Most of the roads are pretty good, although driving around the hinterland can lead
to sudden losses of tarmac without warning! But this is all part of the fun, especially
when you realise that all the road maps are years out of date. There are a lot of
new roads built with EC money of course, (or is it easy money?) which now take you
from A to B with astonishing rapidity, but that’s no fun – it’ s the really wiggley
ones that you really want to try! And the spectacular scenery that they go through
makes the effort worthwhile. Of course, by sticking to the little roads, you totally
underestimate the time it takes to get from A to B, but Sardinia is not a big island
and there are seaside resorts everywhere to cater for the homeless.
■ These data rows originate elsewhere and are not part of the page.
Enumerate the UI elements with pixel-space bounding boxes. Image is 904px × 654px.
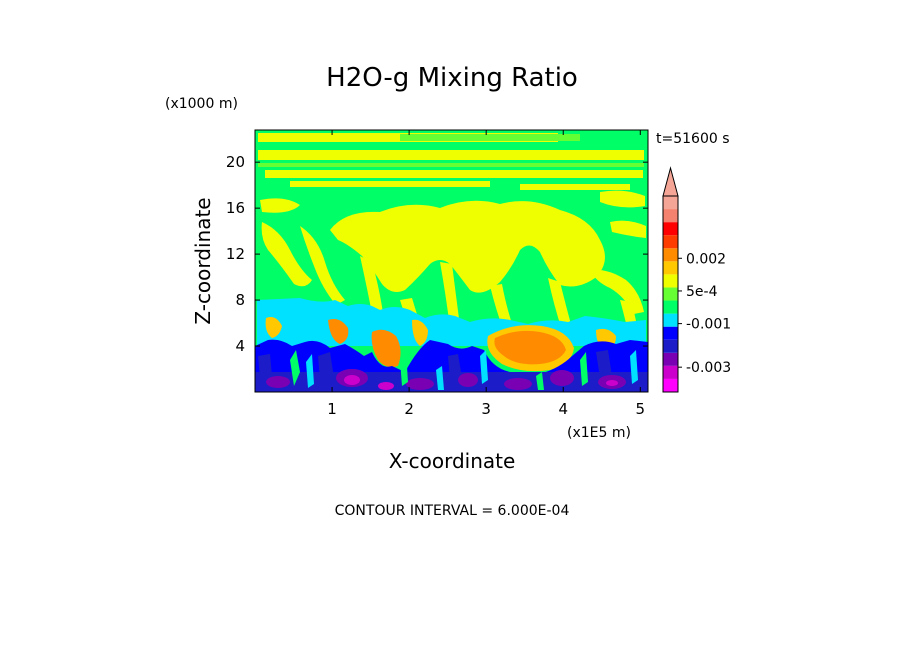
colorbar-swatch	[663, 209, 678, 223]
time-label: t=51600 s	[656, 131, 730, 147]
contour-interval-label: CONTOUR INTERVAL = 6.000E-04	[335, 503, 570, 519]
colorbar-label: 0.002	[686, 251, 726, 267]
boundary-layer-speckles	[290, 350, 638, 390]
colorbar-swatch	[663, 313, 678, 327]
y-tick-label: 16	[226, 199, 245, 217]
x-tick-label: 4	[558, 400, 568, 418]
y-axis: 4 8 12 16 20	[226, 153, 648, 355]
plot-frame	[254, 129, 649, 393]
dry-boundary-layer	[255, 339, 648, 392]
colorbar-swatch	[663, 274, 678, 288]
colorbar-swatch	[663, 248, 678, 262]
colorbar-swatch	[663, 287, 678, 301]
x-units-label: (x1E5 m)	[567, 425, 631, 441]
colorbar-swatch	[663, 300, 678, 314]
moist-plumes	[261, 200, 644, 340]
colorbar-label: 5e-4	[686, 284, 718, 300]
colorbar-label: -0.001	[686, 317, 731, 333]
y-tick-label: 8	[235, 291, 245, 309]
colorbar-swatch	[663, 326, 678, 340]
warm-patches	[265, 317, 616, 372]
colorbar-swatch	[663, 365, 678, 379]
colorbar-swatch	[663, 352, 678, 366]
x-tick-label: 5	[636, 400, 646, 418]
colorbar-label: -0.003	[686, 360, 731, 376]
x-tick-label: 2	[404, 400, 414, 418]
y-units-label: (x1000 m)	[165, 96, 238, 112]
x-axis-label: X-coordinate	[389, 449, 516, 473]
colorbar-swatch	[663, 222, 678, 236]
driest-pockets	[266, 369, 626, 390]
colorbar-swatch	[663, 196, 678, 210]
x-tick-label: 1	[327, 400, 337, 418]
colorbar-swatch	[663, 339, 678, 353]
plot-area	[254, 129, 649, 393]
upper-layers	[258, 133, 646, 238]
colorbar-swatch	[663, 235, 678, 249]
colorbar: -0.003 -0.001 5e-4 0.002	[662, 166, 731, 393]
x-tick-label: 3	[481, 400, 491, 418]
y-axis-label: Z-coordinate	[191, 197, 215, 324]
y-tick-label: 20	[226, 153, 245, 171]
colorbar-swatch	[663, 261, 678, 275]
x-axis: 1 2 3 4 5	[327, 130, 645, 418]
chart-title: H2O-g Mixing Ratio	[326, 63, 578, 93]
y-tick-label: 12	[226, 245, 245, 263]
colorbar-swatch	[663, 378, 678, 392]
colorbar-extend-arrow	[662, 166, 679, 197]
y-tick-label: 4	[235, 337, 245, 355]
Underestimate
we did, which is why we only managed to see half the island in our allotted time.
So we are looking forward to doing the other half next year when we will report on
that and also our overall impressions of the island as a whole. In touring Sardinia,
it doesn’ t really matter where you start or finish, the majestic scenery, the historical
sites and above all the warmth of the people (unlike the Corsicans – but that’ s
another story) will make you want to return again and again.